A few stories from New York.
Our favorite pizza shop went to "delivery only" on Friday. Too much interaction at the window. They put up a sign saying they were going to close for the weekend, and reevaluate on Monday. Sign was still up, lights were still off tonight.
The barber says, "It's the week before Christmas. Normally we'd be busy. Yesterday it was empty. Do you think people already left the city?" Her son's daycare had a positive case last week. She waited in line two hours to get him tested at urgent care. He came back negative. She comments that the owner of the barber shop "Carries a lot of stress. A lot of stress." The owner asks me on my way out, "Are you keeping everything under control?" He asked me the same question when I got there an hour ago. He's been on the phone the whole time. Things do not seem to be under control.
Our principal emails us saying that there have been seven confirmed cases at the school and that the NYC DOE situation room is so overloaded with calls that she haven't received an official report number yet. A parent emails our class asking if everyone could rapid test their kid before school in the morning. Another replies, "Can anyone tell us where to find tests? We went to 4 places today..." The thread becomes a strong endorsement of independent pharmacies.
I run into my neighbor while walking the dog. He's mid-thirties, in great shape, and so far as I know, not an infectious disease expert. He says, "All my friends are testing positive right now." I ask, "How are they doing?" "It's like a head cold. For all of them. That's it. It's in the head, not the chest. I'm so excited. This is how it ends. Everyone's going to get it and it's just going to be a cold."
Seems like the East Coast is at the tip of the Covid spear again. I'm hoping it's helpful to capture some observations and thoughts, as you'll be going through this soon if you're not already. If nothing else, it's cathartic to write this, and helpful for me to try and figure out which of my thoughts are:
- an accurate evaluation of present risk
- a post-traumatic response to 2020
- an attempt to dismiss evidence that contradicts my deep desire to believe the pandemic's almost over
I've heard a couple folks say that it feels like March 2020 again. There are aspects that rhyme, for sure. A cascade of businesses closing "out of an abundance of caution." Rumblings between parents about if we should pull our kids out of school, knowing that the DOE will move a few days too slow. Professional sports pressing pause.
And then, thankfully, there's a lot that's different. So far, the scarce commodity is tests, not toilet paper. Folks are afraid of missing Christmas, not hospitalization.
There's a new feeling too, that wasn't there in 2020: resignation. "It's never going to end," is a phrase I've heard a lot. "I don't think the State could do another lockdown," is another.

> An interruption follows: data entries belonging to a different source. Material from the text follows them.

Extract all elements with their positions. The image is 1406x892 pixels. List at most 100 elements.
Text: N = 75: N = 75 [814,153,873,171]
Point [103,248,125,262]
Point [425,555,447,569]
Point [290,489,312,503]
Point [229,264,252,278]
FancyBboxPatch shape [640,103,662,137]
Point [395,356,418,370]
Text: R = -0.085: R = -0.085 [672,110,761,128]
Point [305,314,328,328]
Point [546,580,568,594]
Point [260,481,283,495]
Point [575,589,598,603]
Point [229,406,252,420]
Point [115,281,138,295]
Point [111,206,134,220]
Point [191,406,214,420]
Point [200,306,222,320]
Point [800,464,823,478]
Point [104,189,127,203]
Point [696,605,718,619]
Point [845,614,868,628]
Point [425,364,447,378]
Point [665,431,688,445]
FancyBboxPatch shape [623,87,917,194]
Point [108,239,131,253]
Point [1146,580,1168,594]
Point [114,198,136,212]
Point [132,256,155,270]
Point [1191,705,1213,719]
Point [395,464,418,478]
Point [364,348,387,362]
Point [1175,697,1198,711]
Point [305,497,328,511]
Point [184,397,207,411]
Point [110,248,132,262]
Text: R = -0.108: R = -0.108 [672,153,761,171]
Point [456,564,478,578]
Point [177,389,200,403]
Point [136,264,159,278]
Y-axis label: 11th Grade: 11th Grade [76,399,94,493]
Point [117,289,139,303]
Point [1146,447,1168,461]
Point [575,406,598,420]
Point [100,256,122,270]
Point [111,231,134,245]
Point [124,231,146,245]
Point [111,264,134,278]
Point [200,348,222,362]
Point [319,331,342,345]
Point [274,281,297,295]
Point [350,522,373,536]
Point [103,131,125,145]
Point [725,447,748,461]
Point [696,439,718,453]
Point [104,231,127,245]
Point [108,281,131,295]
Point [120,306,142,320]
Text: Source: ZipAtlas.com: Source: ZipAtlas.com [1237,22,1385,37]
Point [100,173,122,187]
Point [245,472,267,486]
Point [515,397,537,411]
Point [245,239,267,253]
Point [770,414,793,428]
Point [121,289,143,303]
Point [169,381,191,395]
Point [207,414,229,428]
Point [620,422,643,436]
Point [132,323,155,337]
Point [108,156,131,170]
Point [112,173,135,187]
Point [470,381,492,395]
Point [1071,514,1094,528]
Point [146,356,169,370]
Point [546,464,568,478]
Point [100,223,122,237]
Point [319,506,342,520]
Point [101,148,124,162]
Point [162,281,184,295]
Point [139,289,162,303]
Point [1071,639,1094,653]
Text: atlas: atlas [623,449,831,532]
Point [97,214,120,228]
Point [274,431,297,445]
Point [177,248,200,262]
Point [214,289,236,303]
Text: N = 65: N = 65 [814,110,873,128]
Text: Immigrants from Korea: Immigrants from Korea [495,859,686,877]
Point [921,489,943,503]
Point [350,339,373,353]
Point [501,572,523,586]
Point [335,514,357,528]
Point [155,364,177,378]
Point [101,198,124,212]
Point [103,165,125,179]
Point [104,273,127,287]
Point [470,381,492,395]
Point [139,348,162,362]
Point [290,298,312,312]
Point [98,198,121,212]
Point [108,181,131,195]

The emotional undertone from small business owners feels like, "I won't survive another round of this." Teachers and healthcare workers seem like they hit a wall a year ago and would very much like to stop pushing against it.
As it pertains to our household, we don't want to catch Omicron, but we are far less afraid of Covid than at any point in the pandemic. We're grateful to all be up on our shots, with the exception of Julia, who's low-risk. We expect we will catch Omicron sometime between tomorrow and a few weeks from now. We expect it will manifest asymptomatically, as a cold, or as a bad case of the flu that keeps us in bed a few days. We believe that our risk of hospitalization or death is trivial. We're not trying to figure out who will take the kids if Rachel and I are both hospitalized. We're not meeting a lawyer to update our will. That's a welcome contrast from where we were in March of 2020.
That said, the situation is accelerating, we have some low risk Christmas plans that we'd like to keep, and I could be wrong about everything – so we are engaging in some risk reduction. I'm holding off on jiu jitsu until the New Year (aggressively snuggling with strangers is always the first thing to go....) We're keeping Emma home from school the rest of the week – there's just three school days until winter break so it doesn't cost us much to buy a couple weeks.
As I wrap this one up, It feels worth acknowledging that, of all the newsletters i've sent over the last month, this one feels the riskiest (lot's of talk about risk in this one!). Everyone's beliefs and behaviors around Covid are so deeply rooted in the multivariate experiences they've uniquely endured over the last two years. Relaying a story from a neighbor about his friends' "head cold" risks invalidating folks who had a traumatic encounter with Covid earlier in the pandemic. Talking about how our household isn't at great danger risks coming across as insensitive to someone who's immunocompromised, or someone who's suiting up again in full PPE to see patients.
I was quite tempted to just send a photo and go back to playing the new Minecraft update, but sending an email today and not talking about Omicron felt cowardly. Talking about this stuff with friends –working through the problem together – has been one of the bright parts of the pandemic. Thank you again for letting me send these emails to your inbox.
How are you feeling? What precautions are you taking, or not taking? Where do you think this is headed?